I can't believe I survived this audiobook. The sing-song little boy character's voice was incredibly annoying. I stuck out the ordeal hoping something would happen. When something does, the author deals with it quickly, to move onto more excrutiatingly dull prose. Here's the summary. Not much happens, something happens, then a lot of nothing happens. The end. Ugh.
This book is so creative, yet so believeable, it doesn't let go of you for a minute. The details of Jack and Ma's situation are well researched and ring true, inside and outside. The narration is outstanding, especially by the reader of Jack's character. One of the best audiobooks I've listened to.
I grew very weary of the book in the first 1-1.5 hours. The narration style and perceived oddities about Jack's speech led me to stop the audiobook for a bit and almost give it up. However, I found myself drawn back to it, and several hours in, could not stop listening without wondering about the next turn of events. It is a painful, disturbing and yet touching and heartfelt exploration of the depths of maternal love. The characteristics that make it annoying to listen to at first become central to Jack's interpretation of his world if stuck with long enough to get caught up in the story. "Room" is a haunting novel well worth a listen.
I instantly fell in love with Jacker-Jack, the main character. He's the sweetest little boy. I kept listening to the book over and over. I couldn't let go. Jacker-Jack stole my heart. It's hard to believe it's actually a female narrator playing this 5 year old boy. She sure had me fooled.
Like some other reviewers have mentioned, I found the narrative to be a bit tedious. It was hard listening to Jack's singsongy voice for the entirety of the book. I also found Noreen's Irish accent to be lacking. The story itself was both chilling and heartwarming, and those two things are probably rare together.
Well read, well crafted, with a sensitive portrayal of things that really happen.
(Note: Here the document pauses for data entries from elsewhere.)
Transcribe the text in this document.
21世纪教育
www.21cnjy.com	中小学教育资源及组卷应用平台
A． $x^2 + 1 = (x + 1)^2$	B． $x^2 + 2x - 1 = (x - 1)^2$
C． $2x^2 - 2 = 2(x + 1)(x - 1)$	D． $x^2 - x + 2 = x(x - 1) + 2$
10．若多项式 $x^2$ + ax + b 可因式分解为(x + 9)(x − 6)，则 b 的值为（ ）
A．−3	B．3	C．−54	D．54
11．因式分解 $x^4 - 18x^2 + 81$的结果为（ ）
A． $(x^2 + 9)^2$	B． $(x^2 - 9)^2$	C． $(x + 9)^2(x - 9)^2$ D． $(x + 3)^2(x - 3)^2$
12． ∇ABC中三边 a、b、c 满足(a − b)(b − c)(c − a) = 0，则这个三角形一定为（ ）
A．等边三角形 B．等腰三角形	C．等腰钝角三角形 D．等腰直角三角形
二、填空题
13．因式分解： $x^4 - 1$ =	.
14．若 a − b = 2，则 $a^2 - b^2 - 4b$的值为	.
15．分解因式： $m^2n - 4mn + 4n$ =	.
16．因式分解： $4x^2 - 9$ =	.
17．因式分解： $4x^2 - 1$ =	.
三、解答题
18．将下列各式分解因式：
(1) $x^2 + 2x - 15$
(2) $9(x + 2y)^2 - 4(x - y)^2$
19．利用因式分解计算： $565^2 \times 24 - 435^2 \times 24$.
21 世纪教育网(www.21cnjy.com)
I was wary given the disturbing plot line, but I am so glad I read it. I work with people such as these. Articulate. WOW!
Others have already explicated this book. I'll just say that I looked forward to listening to it throughout, and now after finishing, actually miss it. It's that compelling.
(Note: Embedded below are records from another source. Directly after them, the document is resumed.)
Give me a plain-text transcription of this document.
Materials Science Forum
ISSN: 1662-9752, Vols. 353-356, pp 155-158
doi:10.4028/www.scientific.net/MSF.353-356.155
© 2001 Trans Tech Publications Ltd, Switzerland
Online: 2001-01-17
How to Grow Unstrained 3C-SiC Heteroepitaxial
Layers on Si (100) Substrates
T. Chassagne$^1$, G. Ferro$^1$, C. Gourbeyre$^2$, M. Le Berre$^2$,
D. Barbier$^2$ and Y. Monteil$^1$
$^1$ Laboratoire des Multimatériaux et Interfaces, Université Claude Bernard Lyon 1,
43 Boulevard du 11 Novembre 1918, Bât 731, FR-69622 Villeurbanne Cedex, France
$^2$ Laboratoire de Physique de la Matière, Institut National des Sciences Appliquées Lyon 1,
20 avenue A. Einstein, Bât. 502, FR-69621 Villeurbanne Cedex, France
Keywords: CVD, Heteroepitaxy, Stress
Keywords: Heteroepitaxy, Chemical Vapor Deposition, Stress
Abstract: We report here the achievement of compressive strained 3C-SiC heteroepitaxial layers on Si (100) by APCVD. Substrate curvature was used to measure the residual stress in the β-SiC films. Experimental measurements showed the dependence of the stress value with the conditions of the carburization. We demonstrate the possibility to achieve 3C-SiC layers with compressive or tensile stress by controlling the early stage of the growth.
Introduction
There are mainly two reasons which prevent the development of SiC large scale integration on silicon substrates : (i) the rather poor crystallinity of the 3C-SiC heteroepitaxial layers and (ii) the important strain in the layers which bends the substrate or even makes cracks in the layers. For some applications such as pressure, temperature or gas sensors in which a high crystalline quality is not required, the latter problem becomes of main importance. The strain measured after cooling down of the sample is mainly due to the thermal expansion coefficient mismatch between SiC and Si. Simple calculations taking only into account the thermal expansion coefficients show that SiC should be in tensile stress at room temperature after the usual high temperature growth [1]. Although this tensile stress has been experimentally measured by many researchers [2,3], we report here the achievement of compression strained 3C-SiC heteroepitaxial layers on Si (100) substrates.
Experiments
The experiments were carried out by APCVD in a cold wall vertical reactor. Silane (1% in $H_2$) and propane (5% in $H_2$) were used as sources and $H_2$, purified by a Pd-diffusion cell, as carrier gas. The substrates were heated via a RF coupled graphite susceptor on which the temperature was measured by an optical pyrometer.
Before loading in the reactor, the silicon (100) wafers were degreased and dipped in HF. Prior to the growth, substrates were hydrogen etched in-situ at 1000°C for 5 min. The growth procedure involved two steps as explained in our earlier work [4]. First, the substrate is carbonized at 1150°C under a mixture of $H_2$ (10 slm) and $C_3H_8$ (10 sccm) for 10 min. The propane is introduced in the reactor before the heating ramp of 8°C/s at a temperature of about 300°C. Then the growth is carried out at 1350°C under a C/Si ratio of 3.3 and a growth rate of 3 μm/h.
Wonder if there will be a sequel?
This book was one of my favorite audio books that I have purchased so far. I found the story to be very original and interesting. It is interesting to look at things that are so commonplace to us and think of how someone else would view them that had never had those experiences.
Some people have questioned the narration by the person acting as the child but I found it very good. It is supposed to be annoying at times since others in the book are being annoyed by him. Do yourself a favor and listen to the sample, this is how the book sounds throughout so if you don't like it you probably won't like the book.
I am an early childhood educator by profession. I was raised in a rather unorthodox manner by a single mother who chose to raise her five children in an old farmhouse in a small Vermont town. What was so compelling about this story was NOT the horror of the mother being captive; it was her creativity and resilience in creating a world for Jack within the room. The narration is unbelievably good. You will never forget Jack and his mom.
Encouraged by the great reviews, I decided to give Room a chance. Firstly, I thought the narration was above average. Although some of the characters got somewhat monotone at times, the narrator reading for Jack, the 5 year old boy, was excellent.
It would be a little unfair to say that this book reads like it was written by a child. After all it is supposed to come off that way. However, despite it's unusual premise Room lacks insight and originality. I kept waiting for it to surprise me but each line was as predictable as the next. Overall, if you are looking for something to listen to idly on your way to work, you might enjoy it. But captivating it is not.